Anyway, I love the excitement of a swim meet even if I over-cheer. I routinely tell them that every drop of water is a metaphor for the dollars that add up to the scholarship I expect from them. When my 7-year-old came in NOT LAST (that’s all I can refer to it as, because to me she was third, but not really because there were 56 subsequent heats or meets or beats or something so it didn’t count), I yelled “AWW YEAAHHHH!!” as if an Olympic medal would soon be draped over her head . My husband (who actually is competitive and was a talented football player) had to pull me aside and explain that I had to curb my enthusiasm. I get it, I mean it’s a small town; certainly I don’t want to be the crazy lady who makes other kids cry. I’m just new to this whole team sports thing.
All of this confusion and celebration merged into an ugly cluster at one point. The aforementioned 7-year-old was about to swim in her first relay. I do not know if the mechanics were or were not explained, but whoever invented the relay–the ancient Greeks I suppose–should’ve written into the rules that parents need to shut the front door prior to the whistle. As my little girl was lined up in a row of other little girls facing another row of little girls across the other side of the pool, I crouched under the lifeguard chair and yelled “Go Violet! Good Luck!” at the exact moment the buzzer buzzed and all little girls ACROSS the pool dove in as well as my kid, as her teammates, coaches, and family screamed “No Violet! It’s not your turn yet!!” She was halfway across the pool when she realized it and had to swim back. In some incredible stroke of luck (pun definitely not intended), she was not embarrassed or upset. The coaches, all of whom are truly lovely, insisted it was all for fun and no worries.

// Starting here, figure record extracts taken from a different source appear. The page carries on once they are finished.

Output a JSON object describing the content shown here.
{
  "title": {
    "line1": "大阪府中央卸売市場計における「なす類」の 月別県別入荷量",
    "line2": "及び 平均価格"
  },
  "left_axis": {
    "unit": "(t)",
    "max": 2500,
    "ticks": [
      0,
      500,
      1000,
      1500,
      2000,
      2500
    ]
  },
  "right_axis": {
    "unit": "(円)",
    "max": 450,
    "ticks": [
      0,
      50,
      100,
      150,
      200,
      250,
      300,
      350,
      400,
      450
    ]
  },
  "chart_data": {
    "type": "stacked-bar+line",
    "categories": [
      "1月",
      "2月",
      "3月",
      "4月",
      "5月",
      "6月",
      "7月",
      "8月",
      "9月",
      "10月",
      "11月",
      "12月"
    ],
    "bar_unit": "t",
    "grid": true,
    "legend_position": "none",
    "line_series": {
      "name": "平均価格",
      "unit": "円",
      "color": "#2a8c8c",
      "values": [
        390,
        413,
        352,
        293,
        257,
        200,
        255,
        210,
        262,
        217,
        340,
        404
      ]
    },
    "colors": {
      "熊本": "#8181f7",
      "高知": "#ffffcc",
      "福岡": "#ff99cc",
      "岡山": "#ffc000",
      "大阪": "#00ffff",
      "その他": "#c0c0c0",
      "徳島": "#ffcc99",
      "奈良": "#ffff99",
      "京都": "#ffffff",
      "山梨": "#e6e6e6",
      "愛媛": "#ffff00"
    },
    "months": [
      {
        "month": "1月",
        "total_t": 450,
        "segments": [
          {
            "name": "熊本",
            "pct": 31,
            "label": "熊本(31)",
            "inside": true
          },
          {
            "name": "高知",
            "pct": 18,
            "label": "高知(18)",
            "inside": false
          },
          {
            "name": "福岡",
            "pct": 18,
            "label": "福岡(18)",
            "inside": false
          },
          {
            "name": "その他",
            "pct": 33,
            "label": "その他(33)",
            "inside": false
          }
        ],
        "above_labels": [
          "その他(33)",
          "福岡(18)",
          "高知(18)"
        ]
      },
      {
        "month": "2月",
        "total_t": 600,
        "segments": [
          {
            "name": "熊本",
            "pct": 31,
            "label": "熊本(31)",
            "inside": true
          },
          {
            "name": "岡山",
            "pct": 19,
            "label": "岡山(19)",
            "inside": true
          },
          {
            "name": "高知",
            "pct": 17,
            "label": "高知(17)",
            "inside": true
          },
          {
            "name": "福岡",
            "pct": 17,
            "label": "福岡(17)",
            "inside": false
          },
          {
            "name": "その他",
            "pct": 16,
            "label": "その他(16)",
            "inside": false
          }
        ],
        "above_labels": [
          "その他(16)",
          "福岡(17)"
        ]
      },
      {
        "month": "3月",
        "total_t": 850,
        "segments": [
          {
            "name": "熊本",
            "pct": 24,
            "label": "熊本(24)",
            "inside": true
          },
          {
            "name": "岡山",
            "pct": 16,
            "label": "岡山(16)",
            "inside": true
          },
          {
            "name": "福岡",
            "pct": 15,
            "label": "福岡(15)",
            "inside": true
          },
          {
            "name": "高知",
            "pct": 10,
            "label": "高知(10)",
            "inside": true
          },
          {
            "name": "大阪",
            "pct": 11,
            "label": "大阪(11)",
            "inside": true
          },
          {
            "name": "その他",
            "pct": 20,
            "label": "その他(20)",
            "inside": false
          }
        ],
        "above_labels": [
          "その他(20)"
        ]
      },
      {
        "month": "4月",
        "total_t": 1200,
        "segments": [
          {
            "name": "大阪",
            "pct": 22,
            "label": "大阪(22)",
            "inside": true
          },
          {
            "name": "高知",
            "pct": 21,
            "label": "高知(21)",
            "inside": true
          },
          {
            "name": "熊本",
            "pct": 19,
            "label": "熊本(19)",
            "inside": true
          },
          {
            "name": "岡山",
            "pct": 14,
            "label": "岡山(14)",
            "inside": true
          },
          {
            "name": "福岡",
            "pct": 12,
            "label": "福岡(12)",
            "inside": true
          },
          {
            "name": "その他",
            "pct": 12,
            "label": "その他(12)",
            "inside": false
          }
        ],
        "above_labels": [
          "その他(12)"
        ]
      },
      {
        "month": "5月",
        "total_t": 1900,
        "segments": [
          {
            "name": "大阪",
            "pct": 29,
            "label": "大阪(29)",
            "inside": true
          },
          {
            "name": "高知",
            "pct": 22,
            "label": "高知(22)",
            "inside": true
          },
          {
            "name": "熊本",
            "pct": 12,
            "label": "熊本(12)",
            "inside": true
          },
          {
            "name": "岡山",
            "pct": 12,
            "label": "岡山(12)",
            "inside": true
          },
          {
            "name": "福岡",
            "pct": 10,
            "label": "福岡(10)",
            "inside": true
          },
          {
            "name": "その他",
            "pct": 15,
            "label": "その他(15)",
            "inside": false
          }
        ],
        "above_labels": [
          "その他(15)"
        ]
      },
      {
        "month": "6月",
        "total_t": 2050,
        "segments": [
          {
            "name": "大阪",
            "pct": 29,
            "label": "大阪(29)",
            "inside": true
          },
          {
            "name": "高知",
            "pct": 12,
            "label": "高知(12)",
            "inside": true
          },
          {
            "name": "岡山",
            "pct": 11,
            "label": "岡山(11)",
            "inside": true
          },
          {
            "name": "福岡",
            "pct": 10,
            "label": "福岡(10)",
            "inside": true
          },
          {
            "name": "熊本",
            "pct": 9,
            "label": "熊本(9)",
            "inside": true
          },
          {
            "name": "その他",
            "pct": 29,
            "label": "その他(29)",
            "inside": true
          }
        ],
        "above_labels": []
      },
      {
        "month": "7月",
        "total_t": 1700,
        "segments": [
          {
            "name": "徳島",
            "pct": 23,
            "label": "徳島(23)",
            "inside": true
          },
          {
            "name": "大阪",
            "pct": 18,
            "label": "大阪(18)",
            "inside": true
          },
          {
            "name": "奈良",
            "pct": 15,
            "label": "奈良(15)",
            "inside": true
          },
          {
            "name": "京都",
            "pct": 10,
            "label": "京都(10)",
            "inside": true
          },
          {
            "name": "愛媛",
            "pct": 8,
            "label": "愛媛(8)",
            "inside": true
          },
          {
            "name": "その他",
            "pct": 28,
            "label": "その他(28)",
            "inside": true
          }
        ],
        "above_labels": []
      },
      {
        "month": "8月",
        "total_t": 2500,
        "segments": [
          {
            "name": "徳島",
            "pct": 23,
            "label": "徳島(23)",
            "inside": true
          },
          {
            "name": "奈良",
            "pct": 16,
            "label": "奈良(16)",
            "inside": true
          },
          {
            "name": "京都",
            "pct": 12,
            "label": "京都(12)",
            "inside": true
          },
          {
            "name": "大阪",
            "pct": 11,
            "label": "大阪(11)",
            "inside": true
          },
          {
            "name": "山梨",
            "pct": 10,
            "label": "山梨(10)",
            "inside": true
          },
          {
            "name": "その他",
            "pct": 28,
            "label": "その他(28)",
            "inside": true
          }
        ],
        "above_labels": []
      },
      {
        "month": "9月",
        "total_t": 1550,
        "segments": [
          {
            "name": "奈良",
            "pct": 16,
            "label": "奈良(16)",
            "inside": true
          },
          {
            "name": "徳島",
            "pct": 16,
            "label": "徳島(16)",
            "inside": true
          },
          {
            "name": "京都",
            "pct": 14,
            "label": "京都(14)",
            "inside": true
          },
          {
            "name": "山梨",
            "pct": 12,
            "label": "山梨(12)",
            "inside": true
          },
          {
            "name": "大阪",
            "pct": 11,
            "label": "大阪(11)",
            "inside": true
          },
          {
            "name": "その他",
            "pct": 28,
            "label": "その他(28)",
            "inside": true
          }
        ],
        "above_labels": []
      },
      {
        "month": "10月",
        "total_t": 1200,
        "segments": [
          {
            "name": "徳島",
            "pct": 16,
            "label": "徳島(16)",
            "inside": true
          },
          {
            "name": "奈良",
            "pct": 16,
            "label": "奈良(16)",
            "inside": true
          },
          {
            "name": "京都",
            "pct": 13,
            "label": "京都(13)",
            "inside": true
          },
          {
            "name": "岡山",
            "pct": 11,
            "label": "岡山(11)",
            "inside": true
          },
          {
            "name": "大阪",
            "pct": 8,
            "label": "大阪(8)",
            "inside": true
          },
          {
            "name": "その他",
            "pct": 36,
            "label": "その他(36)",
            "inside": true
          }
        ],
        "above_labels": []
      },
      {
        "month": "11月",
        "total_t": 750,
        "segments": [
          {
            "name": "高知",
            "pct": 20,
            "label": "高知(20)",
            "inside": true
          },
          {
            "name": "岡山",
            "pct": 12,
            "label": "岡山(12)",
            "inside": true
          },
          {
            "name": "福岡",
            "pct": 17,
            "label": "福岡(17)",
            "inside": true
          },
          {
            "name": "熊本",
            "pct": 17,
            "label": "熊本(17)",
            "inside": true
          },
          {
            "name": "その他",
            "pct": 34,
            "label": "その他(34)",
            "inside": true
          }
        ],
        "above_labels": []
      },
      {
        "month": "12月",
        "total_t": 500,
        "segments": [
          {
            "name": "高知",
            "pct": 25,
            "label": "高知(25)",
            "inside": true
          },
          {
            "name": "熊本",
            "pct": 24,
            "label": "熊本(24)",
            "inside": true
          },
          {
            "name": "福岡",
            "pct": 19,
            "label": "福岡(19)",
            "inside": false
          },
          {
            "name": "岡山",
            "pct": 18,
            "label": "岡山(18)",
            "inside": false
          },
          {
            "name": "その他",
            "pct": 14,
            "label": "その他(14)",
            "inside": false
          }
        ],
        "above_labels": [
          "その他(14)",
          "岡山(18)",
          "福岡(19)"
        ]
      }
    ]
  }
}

Unfortunately, the mouth-foamer here was very upset that Violet didn’t know to wait until the other girls reached her before she jumped in to relieve them. I was about to ream the closest person when my husband plucked me back and shooed me away. It was then that I realized even if the teenaged coach forgot to explain or did and my kid zoned out, I am certain that my overenthusiastic thumbs up prompted her to prematurely jump in. To make matters even more confusing, she was immediately given a pink ribbon that said “heat winner” on it, the first among her other gold “participant” ribbons. Did they give this to her as a consolation for having a crazy mother? Despite her error, DID their heat win the heat or relay or was it all of the relays and heats together that they collectively won? I may never know. I had to promise my husband I would meditate or drink before matches to remain calm. In the meantime, I’ll start reading up on the rules. Because at this rate, I just can’t take the heat.